Si vous possédez un chauffe-eau électrique à accumulation, comprendre le type de résistance qu'il intègre est essentiel pour assurer son entretien et prolonger sa durée de vie. Que ce soit pour un détartrage ou un remplacement, connaître le fonctionnement de la résistance thermoplongée vous permet d'effectuer des opérations simples vous-même, sans toujours recourir à un professionnel. Dans cet article détaillé, découvrez tout sur la résistance thermoplongée et son rôle dans votre cumulus.
La résistance : élément clé du corps de chauffe d'un chauffe-eau à accumulation
Résistance et puissance
Le chauffe-eau électrique à accumulation tire son principe de fonctionnement d'une résistance électrique.

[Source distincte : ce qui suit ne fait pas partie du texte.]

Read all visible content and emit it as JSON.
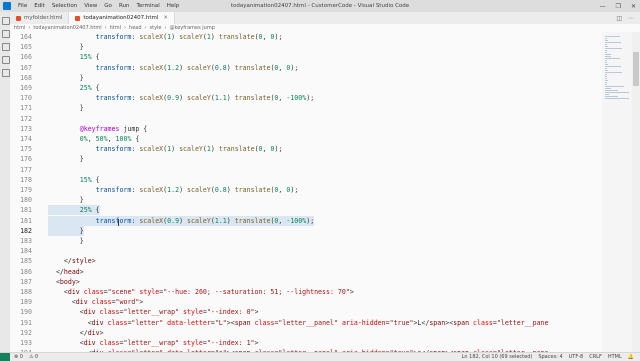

Ce composant génère de la chaleur à partir de l'énergie électrique grâce à l'effet Joule.
D'autres modèles intègrent également une résistance d'appoint, comme :
- les chauffe-eaux thermodynamiques ;
- les chauffe-eaux solaires.
Le terme « résistance » désigne à la fois le composant et sa valeur physique, mesurée en ohms (Ω).
Sur les appareils, on indique généralement la puissance en watts (W), liée à la tension en volts (V) par la formule :
P = U² / R.
Les deux principaux types de résistances dans les chauffe-eaux
Les chauffe-eaux peuvent être équipés de :
- Résistances thermoplongées (blindées) : en contact direct avec l'eau, elles chauffent rapidement mais sont sensibles au calcaire ;
- Résistances stéatite : gainées de stéatite, idéales pour les eaux dures, plus durables mais plus coûteuses.

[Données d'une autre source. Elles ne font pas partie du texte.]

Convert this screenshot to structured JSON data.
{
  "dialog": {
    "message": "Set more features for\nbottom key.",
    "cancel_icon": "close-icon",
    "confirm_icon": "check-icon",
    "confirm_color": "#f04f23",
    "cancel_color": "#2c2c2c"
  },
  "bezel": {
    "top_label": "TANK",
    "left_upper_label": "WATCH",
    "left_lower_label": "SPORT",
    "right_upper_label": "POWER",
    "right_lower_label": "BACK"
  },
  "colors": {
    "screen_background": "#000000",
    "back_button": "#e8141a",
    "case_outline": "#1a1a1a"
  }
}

La résistance thermoplongée reste la plus courante, avec un conducteur gainé d'acier inoxydable.
Les autres composants essentiels du chauffe-eau électrique
Outre la résistance, le corps de chauffe inclut une sonde thermostatique fixée sur la même embase. Une anode en magnésium ou ACI hybride en titane protège la cuve contre la corrosion, sans participer au chauffage.
Le groupe de sécurité, indépendant, évacue l'excès de pression dû à la dilatation de l'eau chaude.
Résistances mono- et triphasées pour chauffe-eau à accumulation
La résistance maintient un volume d'eau à température, même en veille (ex. : tarif heures creuses ou thermostat atteint).
Pour les cuves jusqu'à 250 L, une puissance de 2 000 à 3 000 W (240 V) assure un chauffe efficace.
En triphasé, des blocs de 3 résistances « tout courant » offrent plus de puissance (380 V) ou fonctionnent en monophasé (240 V).
Fonctionnement optimal et entretien de la résistance thermoplongée
Position du chauffe-eau
Le principe de stratification place l'eau chaude en haut et l'eau froide en bas, près du corps de chauffe.
- Verticale : optimale pour maximiser l'eau chaude disponible ;
- Horizontale : résistance coudée, corps de chauffe en bas.
Respectez strictement la position indiquée pour éviter tout risque.
Entretien et détartrage
Une résistance entartrée réduit le rendement et augmente la facture électrique. Dès 15 °f de dureté :
- Installez un adoucisseur d'eau ;
- Ou détartrer régulièrement.
Étapes sécurisées :
- Vidangez la cuve ;
- Coupez l'électricité au tableau ;
- Déconnectez alimentation et thermostat ;
- Démontez l'embase (résistance + sonde + anode).
Nettoyez et vérifiez l'anode.
Remplacement de la résistance
Si plus d'eau chaude : remplacez le corps de chauffe.
Vérifiez les références (diamètre embase, puissance, phase) et procurez :
- Platine avec résistance et sonde ;
- Joint d'étanchéité.
Pour des interventions complexes, consultez un professionnel qualifié.